A: Ask “ I ‘ve spoken a lot: Can you tell me in your own words what we’ve decided on ? “
R: Respond 患者さんが自分の言葉で治療内容や、今回の診療中の推奨事項を伝える。
”Sounds like a good summary”
T: Tell “もし、追加することがあれば伝える。
一方的に医療者側が話しても、患者さんが本当に理解してないこと多々ありなので。会話の中でこのARTのループを使って指導もできる。一度に情報を伝えたり、確認するのではなく、ちょっとづつ塊で確認する方が患者さんの理解には効果的であること。Chunk and check !

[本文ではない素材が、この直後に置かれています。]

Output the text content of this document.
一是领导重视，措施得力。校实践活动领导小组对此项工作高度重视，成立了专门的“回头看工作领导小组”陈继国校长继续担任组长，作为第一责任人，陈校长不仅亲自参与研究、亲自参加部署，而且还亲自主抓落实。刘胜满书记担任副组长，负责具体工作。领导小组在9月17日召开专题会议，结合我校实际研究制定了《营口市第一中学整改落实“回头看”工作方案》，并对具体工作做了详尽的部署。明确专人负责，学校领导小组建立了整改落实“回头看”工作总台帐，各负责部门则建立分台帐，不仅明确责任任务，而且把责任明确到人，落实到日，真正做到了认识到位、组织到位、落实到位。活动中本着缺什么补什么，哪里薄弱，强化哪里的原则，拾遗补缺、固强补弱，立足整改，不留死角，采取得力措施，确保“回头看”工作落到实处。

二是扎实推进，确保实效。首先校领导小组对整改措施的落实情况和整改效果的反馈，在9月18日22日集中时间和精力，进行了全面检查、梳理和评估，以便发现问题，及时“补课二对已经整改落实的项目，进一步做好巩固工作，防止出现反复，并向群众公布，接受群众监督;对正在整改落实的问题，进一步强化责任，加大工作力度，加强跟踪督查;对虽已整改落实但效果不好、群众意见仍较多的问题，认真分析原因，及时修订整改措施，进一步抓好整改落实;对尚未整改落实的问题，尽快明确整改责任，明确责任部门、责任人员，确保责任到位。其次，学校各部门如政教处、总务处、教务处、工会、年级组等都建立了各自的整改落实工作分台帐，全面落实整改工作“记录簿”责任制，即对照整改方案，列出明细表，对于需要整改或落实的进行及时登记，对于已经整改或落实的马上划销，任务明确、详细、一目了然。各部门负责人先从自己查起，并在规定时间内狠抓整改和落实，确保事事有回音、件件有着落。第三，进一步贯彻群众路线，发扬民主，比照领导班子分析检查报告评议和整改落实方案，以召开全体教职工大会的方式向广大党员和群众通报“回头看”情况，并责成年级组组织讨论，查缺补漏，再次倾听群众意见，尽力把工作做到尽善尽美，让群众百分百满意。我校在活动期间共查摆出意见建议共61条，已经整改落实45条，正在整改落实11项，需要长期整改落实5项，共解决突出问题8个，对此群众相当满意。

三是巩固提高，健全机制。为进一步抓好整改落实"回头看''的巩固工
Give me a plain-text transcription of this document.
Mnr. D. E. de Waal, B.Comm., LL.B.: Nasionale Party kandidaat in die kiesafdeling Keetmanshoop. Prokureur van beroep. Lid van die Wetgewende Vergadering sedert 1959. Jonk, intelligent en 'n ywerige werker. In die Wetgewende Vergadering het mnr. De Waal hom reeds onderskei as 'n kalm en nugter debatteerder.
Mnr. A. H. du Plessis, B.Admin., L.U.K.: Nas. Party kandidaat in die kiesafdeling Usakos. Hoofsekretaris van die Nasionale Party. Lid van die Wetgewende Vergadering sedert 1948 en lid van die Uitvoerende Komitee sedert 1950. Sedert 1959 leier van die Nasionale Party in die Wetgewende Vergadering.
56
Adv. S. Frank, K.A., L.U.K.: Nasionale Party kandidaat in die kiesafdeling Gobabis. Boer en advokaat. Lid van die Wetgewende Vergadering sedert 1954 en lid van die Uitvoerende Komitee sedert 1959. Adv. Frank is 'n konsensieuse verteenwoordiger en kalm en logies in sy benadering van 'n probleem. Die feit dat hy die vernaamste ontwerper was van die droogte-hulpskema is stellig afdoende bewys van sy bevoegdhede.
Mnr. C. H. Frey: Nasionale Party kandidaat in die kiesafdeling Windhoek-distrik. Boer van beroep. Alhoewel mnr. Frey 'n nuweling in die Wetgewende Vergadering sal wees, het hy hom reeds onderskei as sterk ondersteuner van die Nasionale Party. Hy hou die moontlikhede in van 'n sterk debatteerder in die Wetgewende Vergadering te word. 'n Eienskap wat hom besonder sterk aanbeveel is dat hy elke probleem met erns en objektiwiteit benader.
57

例)化学療法の指導などの時には、自分が一方的に話すのではなく、
A: これから受ける化学療法について、知ってることを教えてください?
副作用は、嘔気・嘔吐、下痢、神経障害、倦怠感です。
R:そうですね、その通りです。
T:あとは骨髄抑制による発熱がありますね。
A: それぞれの副作用の対処方法はどんなものがあったでしょうか?
吐き気の時には、Zofran, Compazine, Ativanの吐きどめを使います。下痢の時は、、、、、、
R:そのとうりです、あとは吐き気がコントロールできず嘔吐が続いて食べたり飲んだりが難しければ、脱水にならないよう点滴での水分補給をした方がいい場合もあるので。病院に連絡をしてください。
とまあ、ちょっとしたテクニックが盛りだくさん。英語のロールプレーはかなり緊張しましたが、ベテランのプロバイダーの皆様に見守られながら、無事終了。恥ずかしい思いもちょっとしましたが、このワークショップでの会話や経験はVEGAS RULEがモットーとのこと。* Vegus rule 一瞬は?っと思ったが、ここで起きた会話は口外しないというルールのことをいうらしい、、”What happens here, stays here.”
道すがら、妙に映画”Hang Over” が見たくなる土曜日でした。